Add in wearing costumes and masks that lower movement and field of vision, and poor visibility in the early evening as small children go out trick or treating.
Some have advocated for having Halloween on the closest Saturday evening, and data shows that this is the safest night for children to be out with lower crash rates.That Halloween Saturday gives a 4 percent less chance of being killed on the street . Data shows that Friday as a Halloween day is the worst, resulting in 23 percent more deaths compared to other Fridays.
What else can be done? Metro Vancouver cities could host special events and ban vehicular driver traffic from neighbourhood roads for that one night. That is what New York City implemented this year, declaring one hundred streets car free from 4:00 p.m. to 8:00 p.m. for trick or treaters.
But in Metro Vancouver lowering vehicular driver speed increases driver reaction time and also lessens the severity of injury when a child or adult is hit by a vehicle driver. Not just at Halloween.
Even though the Provincial New Democratic Party have been in power for a good whack of time they still have ignored calls to allow the municipalities the right to limit speed limits in areas to 30 kilometers an hour. A few years ago the Union of British Columbia Municipalities unanimously supported a motion to ask the Province to do exactly this.

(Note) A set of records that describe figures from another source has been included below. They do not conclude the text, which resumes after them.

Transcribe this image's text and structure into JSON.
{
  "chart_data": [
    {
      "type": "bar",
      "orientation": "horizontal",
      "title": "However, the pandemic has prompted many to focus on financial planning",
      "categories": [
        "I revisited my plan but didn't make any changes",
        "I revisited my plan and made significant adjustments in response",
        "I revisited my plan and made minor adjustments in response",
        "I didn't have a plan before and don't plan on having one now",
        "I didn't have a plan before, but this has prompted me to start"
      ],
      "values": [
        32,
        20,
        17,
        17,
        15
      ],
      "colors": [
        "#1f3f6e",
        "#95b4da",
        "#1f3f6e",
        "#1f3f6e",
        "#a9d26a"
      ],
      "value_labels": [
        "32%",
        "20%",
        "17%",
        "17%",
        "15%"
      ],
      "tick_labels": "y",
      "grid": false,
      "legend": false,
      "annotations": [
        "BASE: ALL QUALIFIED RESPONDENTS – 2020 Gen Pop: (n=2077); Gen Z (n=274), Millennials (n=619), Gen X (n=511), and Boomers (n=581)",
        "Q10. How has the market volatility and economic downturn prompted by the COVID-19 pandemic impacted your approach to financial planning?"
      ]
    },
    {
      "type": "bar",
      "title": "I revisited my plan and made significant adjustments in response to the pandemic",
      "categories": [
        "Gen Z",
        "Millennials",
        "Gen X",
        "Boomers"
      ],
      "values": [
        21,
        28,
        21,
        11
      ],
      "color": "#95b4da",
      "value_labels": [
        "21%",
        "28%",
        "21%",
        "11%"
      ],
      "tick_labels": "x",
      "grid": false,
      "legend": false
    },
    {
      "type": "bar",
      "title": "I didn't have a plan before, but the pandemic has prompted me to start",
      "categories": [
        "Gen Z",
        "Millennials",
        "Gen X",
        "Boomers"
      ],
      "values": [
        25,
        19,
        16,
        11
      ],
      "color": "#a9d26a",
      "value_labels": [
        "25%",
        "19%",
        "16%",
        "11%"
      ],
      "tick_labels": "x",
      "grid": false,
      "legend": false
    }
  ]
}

Instead municipalities that want to do this must pay education and for multiple signage installations per street, despite the growing evidence internationally that slower speeds make streets more sociable, save lives and serious injury and save money. Take a look at the City of Edinburgh where slowing road driver speeds to 30 km/h reduced fatalities and serious accidents by 31 percent and saved 60 million dollars in three years.
Until the Province responds by doing the right thing to allow municipalities to slow traffic down by neighbourhood areas, pedestrians need to stay to lit streets, wear bright clothing and carry reflection and flashlights, all items putting the onus of safety on the pedestrian, not the vehicle driver.
That has to change. Until we have a government interested in saving lives, enhancing sociability and saving millions of dollars in health care costs from serious injury, please be careful venturing out in these wet months associated with darkness and pedestrian death.